Per favore, una cioccolata calda.
Se gli antichi Mesoamericani sono stati i primi maestri cioccolatieri al mondo, per la gente di Oaxaca, non solo in calle Mina, una tazza di cioccolata fumante è parte del patrimonio culturale (magari bevuta assaggiando un boccone di pan de yema, una piccola “brioche” locale).
Siamo nello stato meridionale di Oaxaca (pronunciato “uahaka”) che, come recita il suo slogan, tiene de todo, anche l’orgoglio di avere dato i natali a Benito Juarez, il primo indigeno a diventare presidente del Messico.

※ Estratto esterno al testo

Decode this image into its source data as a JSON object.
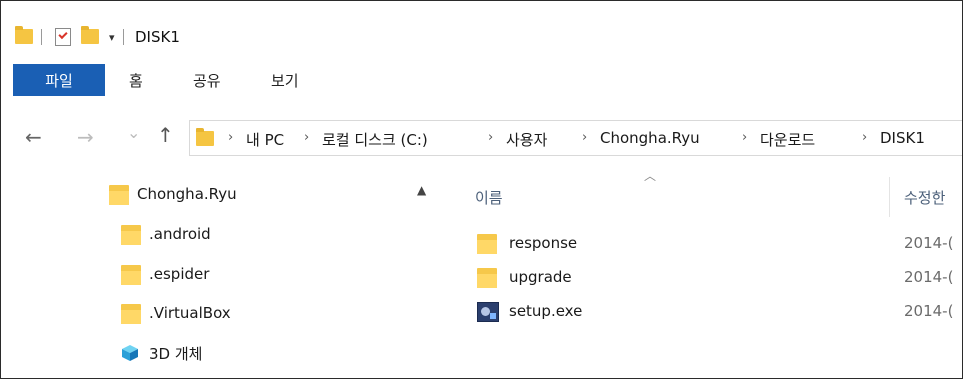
{
  "window": {
    "title": "DISK1"
  },
  "quick_access": {
    "dropdown_glyph": "▾"
  },
  "ribbon": {
    "tabs": [
      {
        "label": "파일"
      },
      {
        "label": "홈"
      },
      {
        "label": "공유"
      },
      {
        "label": "보기"
      }
    ]
  },
  "nav": {
    "back": "←",
    "forward": "→",
    "recent": "⌄",
    "up": "↑"
  },
  "address": {
    "separator": "›",
    "crumbs": [
      "내 PC",
      "로컬 디스크 (C:)",
      "사용자",
      "Chongha.Ryu",
      "다운로드",
      "DISK1"
    ]
  },
  "tree": {
    "items": [
      {
        "label": "Chongha.Ryu",
        "icon": "folder-icon"
      },
      {
        "label": ".android",
        "icon": "folder-icon"
      },
      {
        "label": ".espider",
        "icon": "folder-icon"
      },
      {
        "label": ".VirtualBox",
        "icon": "folder-icon"
      },
      {
        "label": "3D 개체",
        "icon": "3d-objects-icon"
      }
    ]
  },
  "file_list": {
    "columns": {
      "name": "이름",
      "modified": "수정한"
    },
    "rows": [
      {
        "name": "response",
        "modified": "2014-(",
        "icon": "folder-icon"
      },
      {
        "name": "upgrade",
        "modified": "2014-(",
        "icon": "folder-icon"
      },
      {
        "name": "setup.exe",
        "modified": "2014-(",
        "icon": "exe-icon"
      }
    ]
  },
  "colors": {
    "file_tab": "#1a5fb4",
    "folder": "#f5c542",
    "header_text": "#4c607a"
  }
}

Grazie alla presenza del 65% di indios (che nulla hanno a che vedere con l’India, chiaramente) le tradizioni hanno camminato passo passo e l’omonima capitale è cresciuta valorizzata non soltanto dalle fave di cacao. Qui si ascolta narrare la storia del mezcal col gusano (il verme dell’agave) di cui vanta le origini, non a caso le mezcalerie per intrattenersi la sera sono un piacevole siparietto.
Non solo, durante la visita allo stato di Oaxaca si incontrano le cosiddette ceramiche negre di San Bartolo Coyotepec, i tappeti di lana tessuti a mano nei telai di Santo Tomas e la lavorazione della pelle di Zaachila dove visse l’ultimo re Zopotopeca e dove, al ristorante La Capilla, frequentato da attori e personalità, si possono assaggiare 7 tipi diversi di mole, compresi quello rosso, giallo, negro e verde.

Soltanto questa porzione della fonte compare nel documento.